Figure 2. Pathophysiology of T2DMl

Of course nonpharmacological approaches are critically important too, especially appropriate intake of carbohydrates as well as regular physical activity to stimulate muscle uptake of glucose. However, older adults may have more difficulty engaging in these behaviors due to loss of access to good food. Poor dietary habits may be firmly established and hard to change at an older age. Physical activity may be more difficult due to comorbidities and an established, sedentary lifestyle. In addition to lifestyle changes, pharmacological agents must also be considered.

In the late 1980s, only 2 general classes of agents were approved in the United States: insulin and sulfonylureas. During the past 20 years we have seen an explosion in the number of drugs, as well as entirely new classes of drugs.

Metformin, introduced in the mid-1990s, continues to be our workhorse. Others include alpha-glucosidase inhibitors and insulin analogs. Meglitanides were introduced in the late 1990s and have largely fallen out of favor. Sulfonylureas, introduced in the 1950s, are also falling out of favor. The thiazolidinediones (TZDs) were introduced in 1999 and became very widely used but are now declining in frequency of use for many reasons.
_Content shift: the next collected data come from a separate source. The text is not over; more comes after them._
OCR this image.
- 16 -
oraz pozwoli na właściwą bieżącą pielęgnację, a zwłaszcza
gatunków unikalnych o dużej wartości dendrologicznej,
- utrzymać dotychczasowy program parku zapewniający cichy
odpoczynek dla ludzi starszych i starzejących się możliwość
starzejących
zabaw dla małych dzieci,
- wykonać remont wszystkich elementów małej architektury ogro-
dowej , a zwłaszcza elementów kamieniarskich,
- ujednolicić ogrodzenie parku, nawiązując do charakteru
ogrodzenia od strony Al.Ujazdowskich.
Agents introduced since 2000 are listed below. The last 3 classes of agents listed have been “game-changers” in the past 5 to 6 years. These all seem to be growing in popularity as clinicians learn more about their therapeutic applications.

Pharmacologic agents available after 2000:

  • Amylin analogs (pramlintide)
  • Bile acid sequestrants (colesevalem)
  • Dopamine antagonists (bromocriptine)
  • DPP-4 inhibitors
  • GLP-1 receptor agonists
  • SGLT-2 inhibitors

Treatment selection is becoming more challenging with the proliferation of treatment options. Metformin continues to be favored due to its proven track record. It’s well tolerated, relatively low cost, and can be combined with a wide variety of other agents. Most patients will eventually require a second agent, however. Factors to consider when deciding which agents to add to a patient’s regimen include, first and foremost, the patient’s glycemic control. This includes consideration of A1c levels, fasting blood glucose and postprandial blood glucose, and the patient’s risk for hypoglycemia. An A1c level above 10% will rule out certain possibilities. Also, some agents are better at lowering fasting blood glucose while others are far better at lowering postprandial blood glucose.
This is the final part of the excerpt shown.